PENSÉES DE RIQUET
I
Les hommes, les animaux, les pierres grandissent en s’approchant et deviennent énormes quand ils sont sur moi. Moi non. Je demeure toujours aussi grand partout où je suis.
II
Quand le maître me tend sous la table sa nourriture, qu’il va mettre dans sa bouche, c’est pour me tenter et me punir si je succombe à la tentation. Car je ne puis croire qu’il se prive pour moi.
III
L’odeur des chiens est délicieuse.
IV
Mon maître me tient chaud quand je suis couché derrière lui dans son fauteuil. Et cela vient de ce qu’il est un dieu. Il y a aussi devant la cheminée une dalle chaude. Cette dalle est divine.
V
Je parle quand je veux. De la bouche du maître il sort aussi des sons qui forment des sens. Mais ces sens sont bien moins distincts que ceux que j’exprime par les sons de ma voix. Dans ma bouche tout a un sens. Dans celle du maître il y a beaucoup de vains bruits. Il est difficile et nécessaire de deviner la pensée du maître.
VI
Manger est bon. Avoir mangé est meilleur. Car l’ennemi qui vous épie pour prendre votre nourriture est prompt et subtil.
VII
Tout passe et se succède. Moi seul je demeure.
VIII
Je suis toujours au milieu de tout, et les hommes, les animaux et les choses sont rangés, hostiles ou favorables, autour de moi.
IX
On voit dans le sommeil des hommes, des chiens, des maisons, des arbres, des formes aimables et des formes terribles.
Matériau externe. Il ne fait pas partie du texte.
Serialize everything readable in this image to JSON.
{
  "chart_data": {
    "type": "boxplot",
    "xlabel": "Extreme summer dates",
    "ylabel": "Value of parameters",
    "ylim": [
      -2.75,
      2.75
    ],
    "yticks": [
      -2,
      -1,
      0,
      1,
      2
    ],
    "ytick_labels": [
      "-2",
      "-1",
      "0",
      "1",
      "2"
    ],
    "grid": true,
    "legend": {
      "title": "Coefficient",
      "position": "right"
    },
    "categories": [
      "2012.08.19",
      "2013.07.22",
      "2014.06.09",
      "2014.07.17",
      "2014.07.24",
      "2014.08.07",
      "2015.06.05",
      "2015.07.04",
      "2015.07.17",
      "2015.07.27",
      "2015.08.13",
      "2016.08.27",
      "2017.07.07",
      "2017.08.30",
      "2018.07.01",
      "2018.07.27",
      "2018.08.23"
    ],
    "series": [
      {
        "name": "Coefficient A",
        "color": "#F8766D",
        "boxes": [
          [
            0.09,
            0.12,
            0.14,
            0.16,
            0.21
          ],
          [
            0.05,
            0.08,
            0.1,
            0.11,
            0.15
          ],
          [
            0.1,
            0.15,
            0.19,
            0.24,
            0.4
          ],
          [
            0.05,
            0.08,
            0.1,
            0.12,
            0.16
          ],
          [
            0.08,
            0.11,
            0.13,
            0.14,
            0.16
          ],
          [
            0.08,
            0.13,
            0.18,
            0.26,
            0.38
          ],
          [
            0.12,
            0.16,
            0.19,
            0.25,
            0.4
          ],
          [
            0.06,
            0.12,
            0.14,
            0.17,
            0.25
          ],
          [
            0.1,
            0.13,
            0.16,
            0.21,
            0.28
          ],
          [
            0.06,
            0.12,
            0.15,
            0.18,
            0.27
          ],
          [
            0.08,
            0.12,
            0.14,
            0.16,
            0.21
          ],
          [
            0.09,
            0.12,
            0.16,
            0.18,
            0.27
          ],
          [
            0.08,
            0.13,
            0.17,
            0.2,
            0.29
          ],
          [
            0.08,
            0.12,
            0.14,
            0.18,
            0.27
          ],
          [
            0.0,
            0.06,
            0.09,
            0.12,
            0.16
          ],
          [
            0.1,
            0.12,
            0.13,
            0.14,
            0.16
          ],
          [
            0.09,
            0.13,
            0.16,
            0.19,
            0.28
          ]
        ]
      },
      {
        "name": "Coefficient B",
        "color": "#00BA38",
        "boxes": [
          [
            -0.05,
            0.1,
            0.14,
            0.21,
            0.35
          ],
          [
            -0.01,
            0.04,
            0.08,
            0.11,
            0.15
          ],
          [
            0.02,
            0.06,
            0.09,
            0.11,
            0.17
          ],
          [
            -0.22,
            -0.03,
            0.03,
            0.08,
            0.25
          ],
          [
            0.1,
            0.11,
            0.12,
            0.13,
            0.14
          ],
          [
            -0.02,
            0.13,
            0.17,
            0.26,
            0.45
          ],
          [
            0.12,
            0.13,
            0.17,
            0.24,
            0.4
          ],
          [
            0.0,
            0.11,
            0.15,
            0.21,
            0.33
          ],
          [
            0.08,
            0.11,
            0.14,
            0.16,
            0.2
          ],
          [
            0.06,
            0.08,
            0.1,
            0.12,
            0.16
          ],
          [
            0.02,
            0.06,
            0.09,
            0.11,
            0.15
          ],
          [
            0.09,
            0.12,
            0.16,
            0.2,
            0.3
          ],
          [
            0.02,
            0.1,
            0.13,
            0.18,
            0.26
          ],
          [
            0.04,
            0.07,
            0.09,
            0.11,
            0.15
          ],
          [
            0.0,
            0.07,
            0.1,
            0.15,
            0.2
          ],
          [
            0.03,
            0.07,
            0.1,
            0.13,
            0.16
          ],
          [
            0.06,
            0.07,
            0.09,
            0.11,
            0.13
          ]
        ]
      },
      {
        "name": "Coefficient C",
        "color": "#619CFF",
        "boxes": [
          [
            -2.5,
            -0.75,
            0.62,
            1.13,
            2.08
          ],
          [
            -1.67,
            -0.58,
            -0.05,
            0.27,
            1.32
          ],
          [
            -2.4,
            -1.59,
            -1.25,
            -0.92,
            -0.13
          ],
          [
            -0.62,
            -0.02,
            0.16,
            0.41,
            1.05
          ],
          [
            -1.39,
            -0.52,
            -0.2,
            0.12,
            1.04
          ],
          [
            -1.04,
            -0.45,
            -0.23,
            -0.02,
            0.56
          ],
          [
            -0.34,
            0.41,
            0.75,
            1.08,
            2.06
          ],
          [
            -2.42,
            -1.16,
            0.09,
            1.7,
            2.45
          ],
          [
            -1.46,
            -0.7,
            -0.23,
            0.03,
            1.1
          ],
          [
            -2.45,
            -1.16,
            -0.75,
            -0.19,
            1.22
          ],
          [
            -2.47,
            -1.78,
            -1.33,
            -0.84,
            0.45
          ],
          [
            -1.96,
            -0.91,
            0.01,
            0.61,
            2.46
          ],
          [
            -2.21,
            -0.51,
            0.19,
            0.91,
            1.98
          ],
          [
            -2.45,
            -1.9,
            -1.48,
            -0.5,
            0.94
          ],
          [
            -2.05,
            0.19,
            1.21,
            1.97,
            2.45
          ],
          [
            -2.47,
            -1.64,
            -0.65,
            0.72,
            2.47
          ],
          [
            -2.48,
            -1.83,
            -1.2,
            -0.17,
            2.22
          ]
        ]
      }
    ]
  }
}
Et quand on s’éveille, ces formes ont disparu.
X
Méditation. J’aime mon maître Bergeret parce qu’il est puissant et terrible.
XI
Une action pour laquelle on a été frappé est une mauvaise action. Une action pour laquelle on a reçu des caresses ou de la nourriture est une bonne action.
XII
À la tombée de la nuit des puissances malfaisantes rôdent autour de la maison. J’aboie pour que le maître averti les chasse.
XIII
Prière. Ô mon maître Bergeret, dieu du carnage, je t’adore. Terrible, soit loué ! Sois loué, favorable ! Je rampe à tes pieds : je te lèche les mains. Tu es très grand et très beau quand tu dévores, devant la table dressée, des viandes abondantes. Tu es très grand et très beau quand, d’un mince éclat de bois faisant jaillir la flamme, tu changes la nuit en jour. Garde-moi dans ta maison à l’exclusion de tout autre chien. Et toi, Angélique la cuisinière, divinité très bonne et très grande, je te crains et je te vénère afin que tu me donnes beaucoup à manger.
XIV
Un chien qui n’a pas de piété envers les hommes et qui méprise les fétiches assemblés dans la maison du maître mène une vie errante et misérable.
XV
Un jour, un broc percé, rempli d’eau, qui traversait le salon, mouilla le parquet ciré. Je pense que ce broc malpropre fut fessé.
XVI
Les hommes exercent cette puissance divine d’ouvrir toutes les portes. Je n’en puis ouvrir seul qu’un petit nombre. Les portes sont de grands fétiches qui n’obéissent pas volontiers aux chiens.
XVII
La vie d’un chien est pleine de dangers. Et pour éviter la souffrance, il faut veiller à toute heure, pendant les repas, et même pendant le sommeil.
XVIII
On ne sait jamais si l’on a bien agi envers les hommes. Il faut les adorer sans chercher à les comprendre. Leur sagesse est mystérieuse.
XIX
Invocation. Ô Peur, Peur auguste et maternelle, Peur sainte et salutaire, pénètre en moi, emplis-moi dans le danger, afin que j’évite ce qui pourrait me nuire, et de crainte que, me jetant sur un ennemi, j’aie à souffrir de mon imprudence.
XX
Il y a des voitures que des chevaux traînent par les rues. Elles sont terribles. Il y a des voitures qui vont toutes seules en soufflant très fort. Celles-là aussi sont pleines d’inimitié. Les hommes en haillons sont haïssables, et ceux aussi qui portent des paniers sur leur tête ou qui roulent des tonneaux. Je n’aime pas les enfants qui, se cherchant, se fuyant, courent et poussent de grands cris dans les rues. Le monde est plein de choses hostiles et redoutables.